Element 1 2 5 4 5 β 0 0.12 0.14.0.05 0.10 0.13 0.10 Cr 9 9 9 9.0 9.0 9.0 Co 9 9 9 10 10 10 W 9.9 9 , 6 10. 12.2 11.5 11.8 Mo 2.5 ■ 2.4 ■ - ■■ ₄ ■ ■ - - -Ta - ■ - '1.5 .'- ■■■■ - Nb - - - 1.0 1.1 1.0 Ti ■ 1.5 1.5 -1.5 2.0 2.0 2.0 Al 5.5 5.5 5.5 5.0 5.0 5.0 Hf 1.5 3.3 4.5 '1.6 1.1. 2.3 Ni remainderE remainderE remainderE remainderE remainderE Zr 0.05 0.05 0.05 0.05 0.05 0.05 B 0.0150.0150.0150.0150.0150.015

Each of the examples in Table II above exhibited an excellent combination of mechanical properties and was generally used in the manufacture of gas turbine metal parts Suitable for precision casting.

Fresh alloys according to the invention have compositions which are generally within the ranges stated in patent application P 19 21 359.3, with the exception that it has been found to be expedient to keep the Hafniunehalr within the range of about 0.7 or even 1 to to hold about 5 wt .-%. The total percentage of titanium, + aluminum should be at least 6%, preferably about 6.5 to _; , be about 10.5% and the carbon content can be up to · 0.5% by weight>. It is very useful to match the hafnium content to the carbon content so that the two elements are present in approximately equal amounts on an atomic basis.

_{10981fl / m9}

Cobalt, if present, is preferably on 'one Amount limited to about 20% by weight, the total percentage of tantalum + chromium not exceeding 16%, and the alloys according to the invention, both the fresh and the remelted alloys, have a hardness factor (HF), which is within the range of 60 to 72 and is calculated from the following equation: 1x% Cr + 1.1x% (W + Mo) + 3.4x% (Nb + Ta) + 4.3% Ti + 6x # Al = HF the percentages of the various elements relate on weight.

For the sake of convenience, the numerical value represented by this equation is referred to as the "hardness factor" in the following description and in the claims.
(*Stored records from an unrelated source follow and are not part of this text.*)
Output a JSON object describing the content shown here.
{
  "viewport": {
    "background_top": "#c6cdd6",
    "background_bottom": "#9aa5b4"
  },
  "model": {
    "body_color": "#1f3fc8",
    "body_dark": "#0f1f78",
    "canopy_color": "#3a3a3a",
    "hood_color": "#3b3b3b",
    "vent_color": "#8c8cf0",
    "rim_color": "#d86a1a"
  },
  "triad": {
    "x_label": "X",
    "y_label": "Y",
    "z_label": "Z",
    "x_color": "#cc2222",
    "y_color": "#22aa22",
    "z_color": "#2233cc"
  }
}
If this Hartbarkeitsfaktor thus defined as the value exceeds 60, the cast samples produced from this alloy, in general, have a breaking strength of at least about 1000 hours when tested at 898 ⁰ C under a load of 1404 kg / cm. Most of the alloys according to the invention have breaking strengths of 1000 hours under a load of 1,440 kg / cm at temperatures above 926 ^° C. The temperature at which an alloy has a breaking strength of 1000 hours at a load of 1404 kg / cm, is sometimes referred to as the "temperature capability" of this alloy. Further examples of alloys according to the invention are given in Table III below.

• 1 0 9 8 1 Π / 1 U 9

7th Tabel 8th 9 III 11 0 12th 13th 14th alloy 0.15 0.12 0.18 10 0.12 9 , 14 0.05 0.12 C. 9.0 10.0 10.0 0.05 9 9 9 12.5 Cr 10.0 - 15.0 12.0 9 2 9 - Co - 1.5 - - 2.5 9 A. 4.2 - Mon 10.0 2.0 - 4.5 9.9 1 , 6 10 - - W. 1.5 1.0 - 1.5 5 , 5 1.5 0.8 Ti 5.5 6.5 5.5 0.6 5.5 , 5 5.5 6.1 Al 0.015 0.020 0.014 5.9 - - - - B. 0.05 0.10 Q, 06 0.010 - - - Zr 1.5 2.0 - 0.10 - 3 - 1.5 - Ta 2.5 2.5 2.5 ■ - 1.5 , 3 1.5 Hf rest rest rest 1.5 Rest* Rest* Rest* Rest* Ni - 1.0 - Rest, - - 2.0 Nb M. _ * 1.0 2.0 V mm ' - -

* contains small, common amounts of boron and zirconium

The results of room temperature tests performed with cast turbine wheels of alloy F, a known one, about 0.5 wt.% Carbon, about 12 wt.% Chromium, about 4.5 wt.% Molybdenum, about 0.6 wt. -% titanium, about 5.9 wt. -96 aluminum, about 2 wt.% Niobium, about 0.010 wt.% Boron, about 0.1 wt 10), which contained 1.5% by weight of hafnium instead of an equal amount by weight of nickel, samples were prepared, are given in Table IV below.

Table IV

Zuntand the properties unmodified modified Lep; ifining LBflierunf); F Len ^ erum »; F.

poured UTß. (kg / cm ² ) * 8075 8425

(Aß-Cant)

gonnrm Yn (kg / cm ² ) 7021 7221

Elongation% 5 12

1098 1 Π / 1 AA 9

- ίο -

Continuation from Table IV

State of properties unmodified modified :: -

Alloy alloy F alloy?

heat treated * UTS (kg / cm ² ) 8004 8425

¹¹ YS (kg / cm ² ) 7161-021

"Elongation % 2.0.12

* Hold at 982 ⁰ C for 4 hours,
** ultimate tensile strength
*** Stretch limit

Table IV above shows that for moldings from the Alloy F not only enhances the present invention the tensile elongation, but also for the production of a molding with less sensitivity to the adverse effects of heat treatment, often as part of a process to produce a corrosion protection coating on esa molding is necessary, is useful.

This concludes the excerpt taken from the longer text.